А в сторонки мужики рыбину только што сетью выловили. Стали черевить да солить и говорят:
— Вон hде кошка да собака, верно с голоду ревут. Нать їм хоть рыбны черева дать.
Кошка с собакой рыбьи нутренности стали їсь, да свое кольцо и нашли…
Дак уж, андели! От радости мало не убились. Вижжат, катаются по берегу. Нарадовавшись, потрепали в город.
Собака домой, а кошка к тюрьмы.
По тюремной ограды на виду ходит, хвое кверху! Курняукнула бы, да кольцо в зубах. А Ванька ей из окна и увидел. Начал кыскать:
— Кыс-кыс-кыс!!
Машка по трубы до Ванькиной казаматки доцапалась, на плечо ему скочила, кольцо подает. Уж как бедной Ванька зарадовался. Как андела, кота того принял. Потом кольцо с пальца на палец переменил. Выскочили три молодца:
— Што, новой хозёин, нать?!
— Нать мой дом стеклянной и мост хрустальной на старо место поставить. И штобы я во своей горницы взелся.
Так все и стало. Дом стеклянной и мост хрустальной поднело и на Русь поташшило. Та царевна со своим дружишком в каком-то месте неокуратно выпали и просели в болото.
А Ванька с мамкой, собака бела, да кошка сера стали помешшаться во своем доме. И хрустальной мост отворотили от царского крыльца и перевели на деревню. Из деревни Ванька и взял себе жону, хорошу деушку.
Скоморох кончил сказку, но, когда легли спать, он долго не унимался, плетя свои небылицы. Так при взрывах неугасающего смеха кончился день третий.

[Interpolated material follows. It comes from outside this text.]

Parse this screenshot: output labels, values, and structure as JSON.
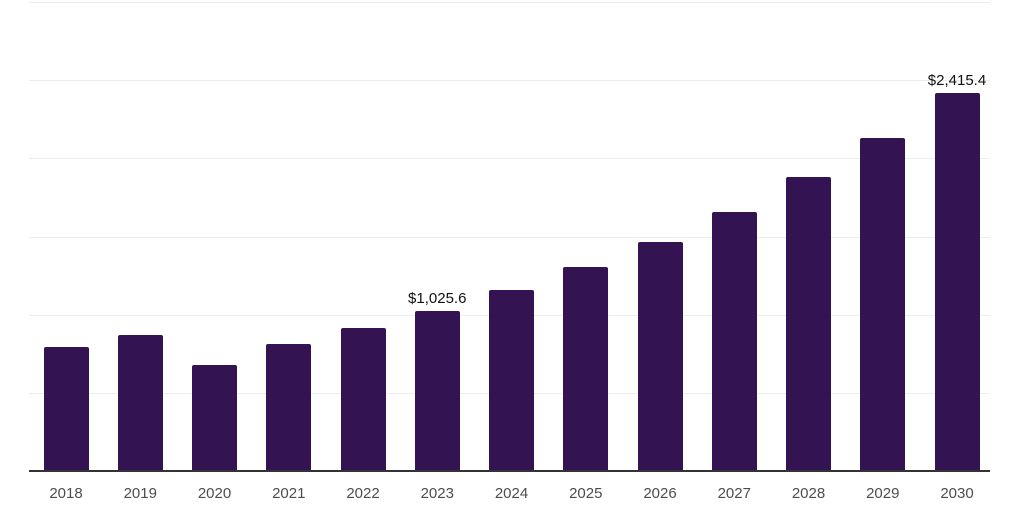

День четвертый. Сказки о матери
В большой горнице воздух стоял спертый и душный. Московка вскочила со своего растрепанного снопа первою и бросилась раскрывать окна: глянул день такой нежный, такой старательный, словно стыдился вчерашних слез и хмурости. Свежий воздух входил и пробуждал к жизни распростертые тела. Быстро умывшись, Московка побежала по сырой, но крепкой тропочке среди неогороженных полей туда, на глядень, как называла звоницу хозяюшка Александра.
Из окна высунулся косматый Скоморох:
— Бабка! Куда побежала? Я состигу сейчас. Одной не вызнетьсе!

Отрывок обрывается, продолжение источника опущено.